Tendo sido este articulista dos primeiros a reconhecer e analisar a ascensão de Bolsonaro, beneficio-me da isenção necessária para discorrer sobre o que parecem ser seus primeiros erros, franqueza que não o agride, porque lhe é útil.
Em primeiro lugar, tendo atingido o nível que alcançou nas pesquisas, o capitão deveria resguardar-se um pouco em debates que constituem uma crônica anunciada da configuração de um cenário que acaba lhe sendo desfavorável.
Destaque-se, quanto às entrevistas em curso, que nelas têm ficado mal até os entrevistadores, pois a agressividade de quem pergunta tem atingido não apenas os candidatos, mas a própria Presidência da República, como instituição, e cuja respeitabilidade estende o seu manto sobre quem chegou a ter condições de se candidatar a ela, com chances de vitória ou não.
O jornalista Carlos Castello Branco, de quem tive a honra de ser um jovem amigo, produziu uma análise sobre a psicologia dos jornalistas, os quais, convivendo sempre com fatos e personalidades de alto nível, acabam se convencendo de que são mais importantes que os personagens, além de eles próprios, jornalistas, serem autores dos fatos.
O raciocínio e o artigo foram e são um conselho pela observância do comedimento e da modéstia.
Além de os eventos não terem transcorrido dentro de tais parâmetros, Bolsonaro fez afirmativas que a rigor deveriam ter partido de seus adversários.
Com a devida vênia, economia é fundamental. Não é necessário exigir que o candidato ou o Presidente sejam sumidades na matéria, mas é indispensável que tenham noções básicas, no conteúdo, e de caráter geral, na abrangência.
O capitão Bolsonaro, exatamente pela sua formação militar, há de distinguir com facilidade entre a estratégia e as táticas.

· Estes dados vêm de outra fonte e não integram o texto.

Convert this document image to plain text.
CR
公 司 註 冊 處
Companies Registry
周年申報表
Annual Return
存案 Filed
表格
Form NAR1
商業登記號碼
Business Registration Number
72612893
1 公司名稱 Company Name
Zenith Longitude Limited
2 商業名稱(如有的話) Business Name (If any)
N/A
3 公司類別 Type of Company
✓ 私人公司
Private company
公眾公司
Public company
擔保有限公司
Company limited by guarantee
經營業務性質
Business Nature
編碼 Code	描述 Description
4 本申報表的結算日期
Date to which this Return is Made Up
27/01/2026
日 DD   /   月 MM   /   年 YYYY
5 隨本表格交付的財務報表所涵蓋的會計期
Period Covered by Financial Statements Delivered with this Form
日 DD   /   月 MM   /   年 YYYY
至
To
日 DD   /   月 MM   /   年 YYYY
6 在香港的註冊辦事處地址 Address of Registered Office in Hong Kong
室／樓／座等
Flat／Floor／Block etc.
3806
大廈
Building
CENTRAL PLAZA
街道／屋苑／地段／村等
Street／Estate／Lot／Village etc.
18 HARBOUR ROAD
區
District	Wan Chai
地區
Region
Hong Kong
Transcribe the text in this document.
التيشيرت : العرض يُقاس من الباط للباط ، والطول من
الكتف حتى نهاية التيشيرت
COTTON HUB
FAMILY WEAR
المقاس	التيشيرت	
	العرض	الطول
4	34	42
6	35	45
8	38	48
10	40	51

O presidente tem que ter uma estratégia econômica, por exemplo, uma opção pela economia solidária, como sustentada pelo indiano Muhammad Yunus, agraciado com o prêmio Nobel da Paz, que elimine não o capitalismo, mas o capitalismo selvagem praticado pelas instituições financeiras no Brasil, cujo povo merece práticas alternativas.

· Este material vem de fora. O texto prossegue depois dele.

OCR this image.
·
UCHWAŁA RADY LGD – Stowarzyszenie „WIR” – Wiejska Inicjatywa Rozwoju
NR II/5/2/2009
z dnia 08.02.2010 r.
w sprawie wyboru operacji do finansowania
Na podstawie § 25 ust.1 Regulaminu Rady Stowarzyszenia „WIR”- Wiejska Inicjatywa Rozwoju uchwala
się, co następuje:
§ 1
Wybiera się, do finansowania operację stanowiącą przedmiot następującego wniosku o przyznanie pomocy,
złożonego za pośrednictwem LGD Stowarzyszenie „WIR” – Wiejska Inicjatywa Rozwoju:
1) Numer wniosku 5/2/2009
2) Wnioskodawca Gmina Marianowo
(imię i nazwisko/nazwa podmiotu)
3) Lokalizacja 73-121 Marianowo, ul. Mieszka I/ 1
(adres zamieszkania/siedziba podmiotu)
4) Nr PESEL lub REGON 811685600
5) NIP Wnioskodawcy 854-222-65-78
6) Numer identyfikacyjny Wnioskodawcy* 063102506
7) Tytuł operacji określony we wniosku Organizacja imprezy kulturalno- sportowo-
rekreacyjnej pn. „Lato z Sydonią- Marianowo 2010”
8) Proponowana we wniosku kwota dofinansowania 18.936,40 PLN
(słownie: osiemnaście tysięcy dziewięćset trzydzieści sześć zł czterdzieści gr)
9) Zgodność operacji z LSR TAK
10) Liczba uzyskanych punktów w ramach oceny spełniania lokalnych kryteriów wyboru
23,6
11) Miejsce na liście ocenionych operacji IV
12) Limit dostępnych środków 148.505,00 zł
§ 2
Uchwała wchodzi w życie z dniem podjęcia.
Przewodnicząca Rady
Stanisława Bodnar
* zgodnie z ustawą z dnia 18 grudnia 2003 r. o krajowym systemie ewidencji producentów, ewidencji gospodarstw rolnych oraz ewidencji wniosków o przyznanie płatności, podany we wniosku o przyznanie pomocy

As táticas para implementação de tal sistema, ou algum outro, estas sim, podem ficar principalmente, mas não exclusivamente, com o ministro da Fazenda.

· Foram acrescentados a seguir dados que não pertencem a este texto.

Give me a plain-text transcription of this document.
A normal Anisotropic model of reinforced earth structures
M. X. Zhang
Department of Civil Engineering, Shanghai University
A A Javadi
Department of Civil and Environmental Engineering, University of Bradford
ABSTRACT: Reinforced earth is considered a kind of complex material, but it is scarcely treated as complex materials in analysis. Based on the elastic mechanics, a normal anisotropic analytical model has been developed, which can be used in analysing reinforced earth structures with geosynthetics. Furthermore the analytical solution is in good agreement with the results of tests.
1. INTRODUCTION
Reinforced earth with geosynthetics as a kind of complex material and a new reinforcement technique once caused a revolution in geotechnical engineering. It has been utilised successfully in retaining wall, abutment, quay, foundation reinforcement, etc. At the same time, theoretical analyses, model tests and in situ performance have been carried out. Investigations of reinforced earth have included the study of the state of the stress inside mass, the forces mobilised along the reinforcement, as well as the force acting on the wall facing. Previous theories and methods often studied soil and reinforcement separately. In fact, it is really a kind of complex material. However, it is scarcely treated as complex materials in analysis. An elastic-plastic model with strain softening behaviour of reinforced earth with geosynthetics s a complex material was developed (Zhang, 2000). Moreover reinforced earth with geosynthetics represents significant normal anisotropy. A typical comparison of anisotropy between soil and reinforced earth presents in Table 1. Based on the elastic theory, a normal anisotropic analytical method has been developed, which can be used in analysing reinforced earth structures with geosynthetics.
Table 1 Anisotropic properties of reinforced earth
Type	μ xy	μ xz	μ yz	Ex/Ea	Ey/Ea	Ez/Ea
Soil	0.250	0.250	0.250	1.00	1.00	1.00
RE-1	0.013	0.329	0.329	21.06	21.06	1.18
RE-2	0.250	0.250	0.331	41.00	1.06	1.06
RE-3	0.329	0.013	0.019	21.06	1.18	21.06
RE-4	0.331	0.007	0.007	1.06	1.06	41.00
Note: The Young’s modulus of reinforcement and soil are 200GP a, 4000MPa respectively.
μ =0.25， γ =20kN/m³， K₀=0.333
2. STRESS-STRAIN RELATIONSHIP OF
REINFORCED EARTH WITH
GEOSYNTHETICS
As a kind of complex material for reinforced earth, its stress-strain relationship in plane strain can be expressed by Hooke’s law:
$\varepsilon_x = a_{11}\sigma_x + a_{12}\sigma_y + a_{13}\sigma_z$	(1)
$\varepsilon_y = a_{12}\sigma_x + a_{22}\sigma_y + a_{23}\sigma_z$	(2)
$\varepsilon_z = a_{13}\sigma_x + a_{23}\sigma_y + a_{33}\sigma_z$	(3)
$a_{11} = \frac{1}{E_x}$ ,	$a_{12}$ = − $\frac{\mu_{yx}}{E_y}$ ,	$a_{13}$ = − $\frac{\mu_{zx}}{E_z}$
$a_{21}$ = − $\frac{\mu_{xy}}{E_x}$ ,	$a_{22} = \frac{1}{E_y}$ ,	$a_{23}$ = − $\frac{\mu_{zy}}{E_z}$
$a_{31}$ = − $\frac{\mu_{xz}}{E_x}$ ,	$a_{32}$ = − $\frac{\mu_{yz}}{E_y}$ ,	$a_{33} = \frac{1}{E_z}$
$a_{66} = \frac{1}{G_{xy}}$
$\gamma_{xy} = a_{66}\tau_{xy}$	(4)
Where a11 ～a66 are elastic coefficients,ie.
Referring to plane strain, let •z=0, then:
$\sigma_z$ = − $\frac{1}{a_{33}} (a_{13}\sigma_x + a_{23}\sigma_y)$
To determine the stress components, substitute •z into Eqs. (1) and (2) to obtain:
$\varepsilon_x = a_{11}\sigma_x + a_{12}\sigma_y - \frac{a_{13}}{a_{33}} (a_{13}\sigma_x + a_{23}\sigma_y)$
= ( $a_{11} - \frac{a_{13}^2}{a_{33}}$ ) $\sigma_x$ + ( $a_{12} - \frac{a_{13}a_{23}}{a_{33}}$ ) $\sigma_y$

O Brasil não pode eleger Paulo Guedes sem saber que está votando nele com o pseudônimo de Jair Bolsonaro.
Da mesma forma, não se considera que ter participado de um movimento do chamado “baixo clero”, para eleger Severino Cavalcanti, seja galardão para um postulante presidencial.
Ademais, proclamar-se investido de missão outorgada por Deus, como se ele nada mais tivesse a fazer, ofende até aquelas religiões que o candidato pretendeu agradar, quando invoca Seu Nome em vão.
Por outro lado, até o anúncio hoje do general Mourão como candidato a vice-presidente, o candidato percorreu opções que implicam em desconsideração dos desdobramentos possíveis.
Um astronauta, dedicado a atividade que inspira respeito e admiração, certamente não é o tripulante indicado para o cockpit de um país na situação em que nos encontramos, considerando a possibilidade de sucessão, fundada nos precedentes de nossa história recente.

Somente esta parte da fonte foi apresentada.